Before we talk about what advantages small business can have, let us reflect for a moment on the purpose of analytics. All analytics exists to drive better decision making. When we talk about decisions made using analytics, we are mostly talking about tactical or operational decisions, although sometimes the decisions involved could be quite strategic in nature.

Optimization of scarce resources is applicable to businesses of all sizes, but in the case of small businesses, even the survival can sometimes depend on how they utilize their resources. It is in this context that analytics is even more relevant to small businesses, than it is to big businesses.
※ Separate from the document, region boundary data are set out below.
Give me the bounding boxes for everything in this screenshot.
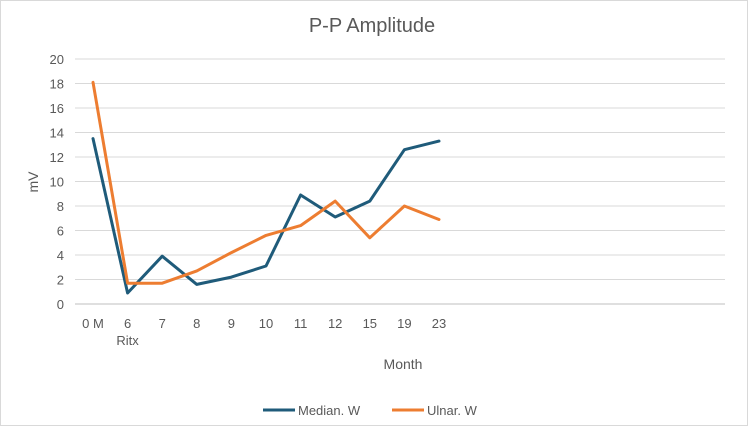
series-line-ulnar bbox=[91, 80, 441, 285]
x-tick-labels: 0 M 6 Ritx 7 8 9 10 11 12 15 19 23 bbox=[82, 316, 446, 348]
y-tick-label: 8 bbox=[57, 199, 64, 214]
y-tick-labels: 0 2 4 6 8 10 12 14 16 18 20 bbox=[50, 52, 64, 312]
x-tick-label: 7 bbox=[159, 316, 166, 331]
x-axis-label: Month bbox=[384, 356, 423, 372]
series-line-median bbox=[91, 137, 441, 295]
x-tick-sublabel: Ritx bbox=[116, 333, 139, 348]
y-tick-label: 14 bbox=[50, 126, 64, 141]
y-tick-label: 10 bbox=[50, 175, 64, 190]
legend: Median. W Ulnar. W bbox=[263, 403, 478, 418]
x-tick-label: 10 bbox=[259, 316, 273, 331]
x-tick-label: 12 bbox=[328, 316, 342, 331]
y-tick-label: 4 bbox=[57, 248, 64, 263]
series-lines bbox=[91, 80, 441, 295]
x-tick-label: 15 bbox=[363, 316, 377, 331]
y-tick-label: 6 bbox=[57, 224, 64, 239]
x-tick-label: 11 bbox=[294, 316, 308, 331]
y-tick-label: 20 bbox=[50, 52, 64, 67]
gridlines bbox=[75, 58, 725, 305]
y-tick-label: 0 bbox=[57, 297, 64, 312]
y-tick-label: 12 bbox=[50, 150, 64, 165]
y-tick-label: 2 bbox=[57, 273, 64, 288]
y-axis-label: mV bbox=[25, 171, 41, 193]
legend-label: Median. W bbox=[298, 403, 361, 418]
y-tick-label: 18 bbox=[50, 77, 64, 92]
x-tick-label: 9 bbox=[228, 316, 235, 331]
x-tick-label: 6 bbox=[124, 316, 131, 331]
x-tick-label: 0 M bbox=[82, 316, 104, 331]
x-tick-label: 23 bbox=[432, 316, 446, 331]
y-tick-label: 16 bbox=[50, 101, 64, 116]
x-tick-label: 8 bbox=[193, 316, 200, 331]
legend-label: Ulnar. W bbox=[427, 403, 478, 418]
chart-title: P-P Amplitude bbox=[309, 15, 435, 37]
x-tick-label: 19 bbox=[397, 316, 411, 331]
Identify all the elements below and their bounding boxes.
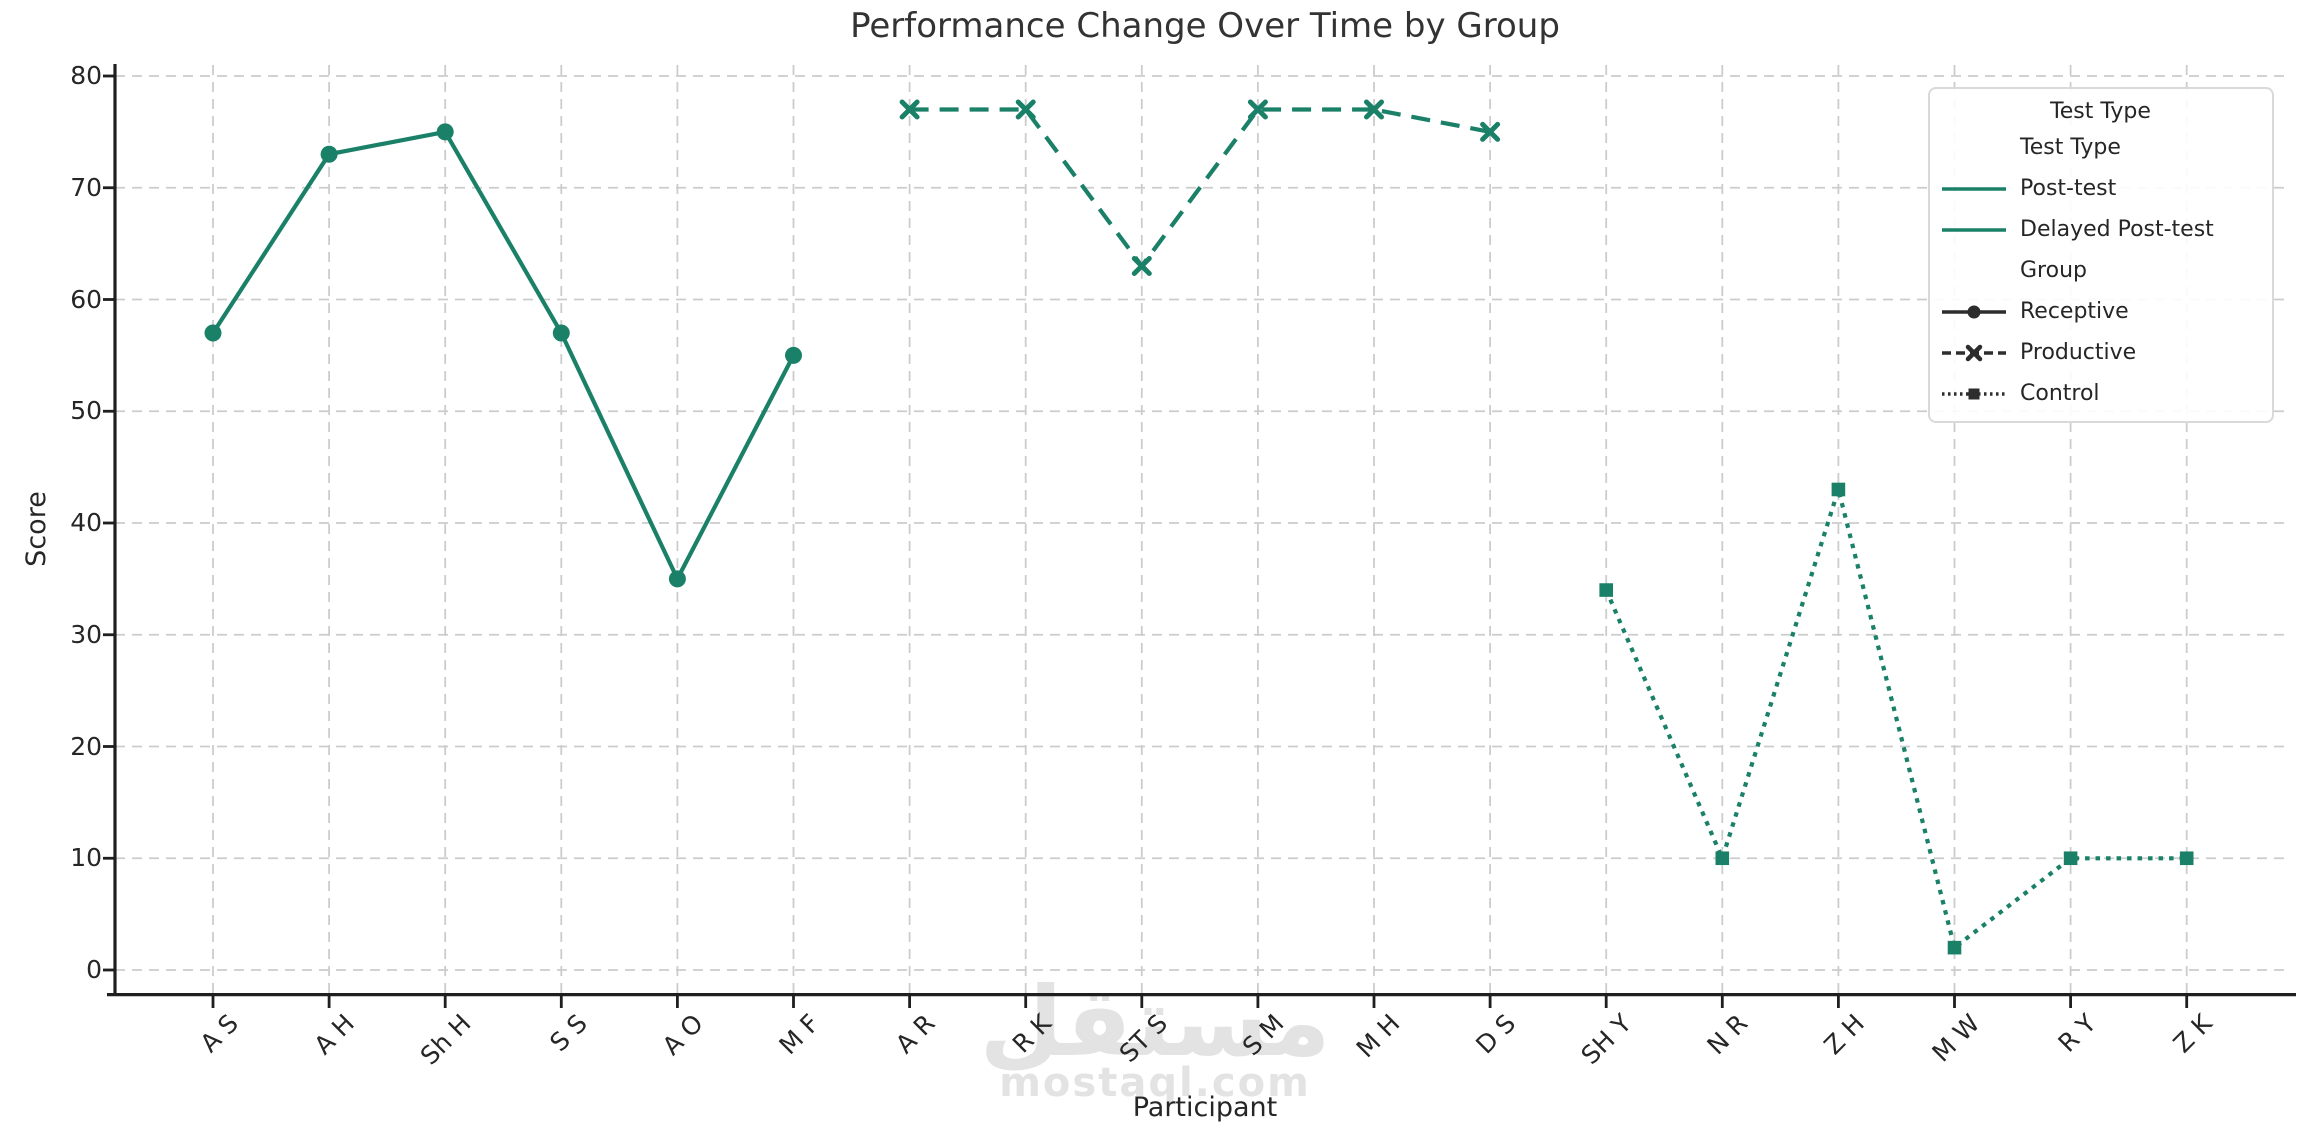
legend-item-label: Productive <box>2020 340 2137 365</box>
series-productive <box>899 99 1501 276</box>
series-control-line <box>1604 487 2187 950</box>
series-receptive-markers <box>204 123 802 588</box>
series-receptive-line <box>211 129 796 581</box>
legend-item-label: Post-test <box>2020 176 2117 201</box>
gridlines <box>115 65 2286 993</box>
legend-rows: Test Type Post-test Delayed Post-test Group… <box>1939 127 2262 414</box>
series-control-markers <box>1599 482 2194 955</box>
series-control <box>1599 482 2194 955</box>
legend-item-delayed-post-test: Delayed Post-test <box>1939 209 2262 250</box>
legend-title: Test Type <box>2050 99 2151 124</box>
watermark: مستقل mostaql.com <box>965 974 1345 1106</box>
legend-item-label: Delayed Post-test <box>2020 217 2214 242</box>
legend-item-post-test: Post-test <box>1939 168 2262 209</box>
legend-swatch-square-dotted <box>1942 388 2006 399</box>
legend-swatch-x-dashed <box>1942 344 2006 361</box>
legend: Test Type Test Type Post-test Delayed Post… <box>1928 87 2274 423</box>
legend-item-productive: Productive <box>1939 332 2262 373</box>
legend-item-label: Receptive <box>2020 299 2129 324</box>
legend-swatch-circle-solid <box>1942 305 2006 318</box>
series-productive-line <box>909 107 1491 269</box>
watermark-arabic-text: مستقل <box>979 966 1331 1078</box>
tick-marks <box>103 74 2189 1008</box>
legend-section-header: Test Type <box>2020 135 2121 160</box>
series-receptive <box>204 123 802 588</box>
axis-spines <box>107 64 2296 997</box>
legend-section-header: Group <box>2020 258 2087 283</box>
watermark-site-text: mostaql.com <box>999 1060 1311 1106</box>
series-productive-markers <box>899 99 1501 276</box>
legend-swatch-none-solid <box>1942 186 2006 191</box>
legend-item-control: Control <box>1939 373 2262 414</box>
legend-item-receptive: Receptive <box>1939 291 2262 332</box>
legend-item-label: Control <box>2020 381 2100 406</box>
legend-swatch-none-solid <box>1942 227 2006 232</box>
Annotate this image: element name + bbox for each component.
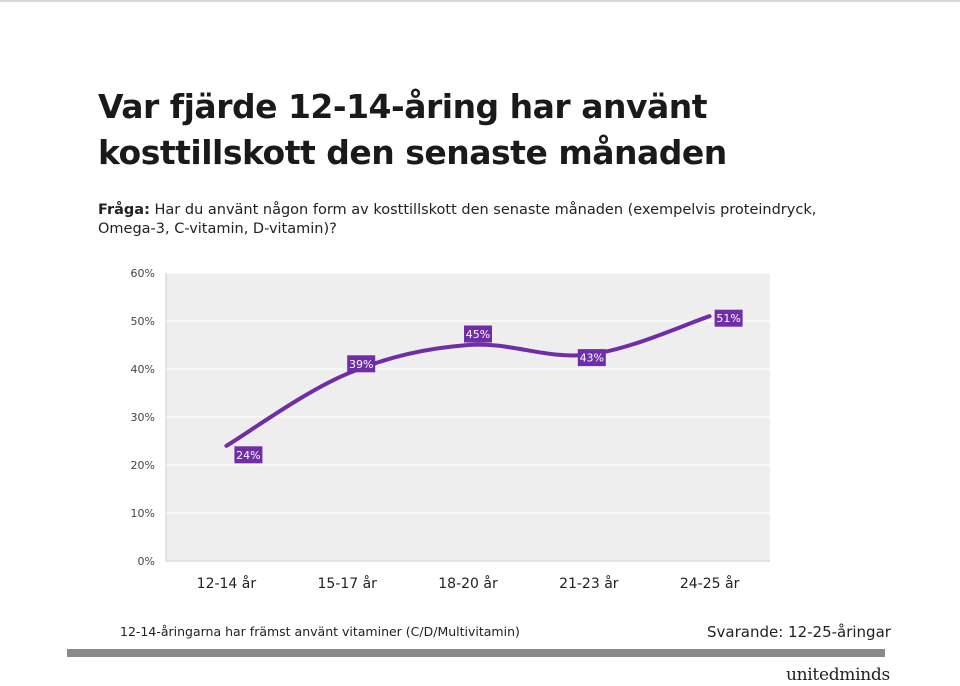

According to a seminal paper by Richard Hackathorn, the value of data [and consequently the decision made using that data] decreases with time as shown in the graphic:

Big businesses are generally excellent at making the right investments that reduce Data Latency and Analysis Latency, but they struggle with reducing Decision Latency. This is because unlike Data Latency and Analysis Latency, Decision Latency cannot be automated away. It depends on the culture that you build over a period of time, and big businesses don’t always have the right cultures that enable reduction of Decision Latency.

Small businesses are relatively new to the field of extracting value from data. There used to be a time when capturing data and analyzing it was the preserve of big businesses only, because the technology to do so was prohibitively expensive and it did not make sense for small businesses to invest in it. But today, it is no longer the case. Cloud based tools are as easy for small businesses to adopt, as they are for large businesses.

As technology takes care of the Data Latency and Analysis Latency for most part, there isn’t a significant difference between how these two affect small and large businesses.

But when it comes to Decision Latency, small businesses can really outperform their larger peers. Small businesses need not have the kind of bureaucratic, inertia-laden decision making that large businesses have and so they can have almost negligible Decision Latency.

And so, with every decision, small businesses can aim to realize a little extra value as compared to larger businesses. If done systematically over a sustained period of time, this can easily be turned into a significant competitive advantage.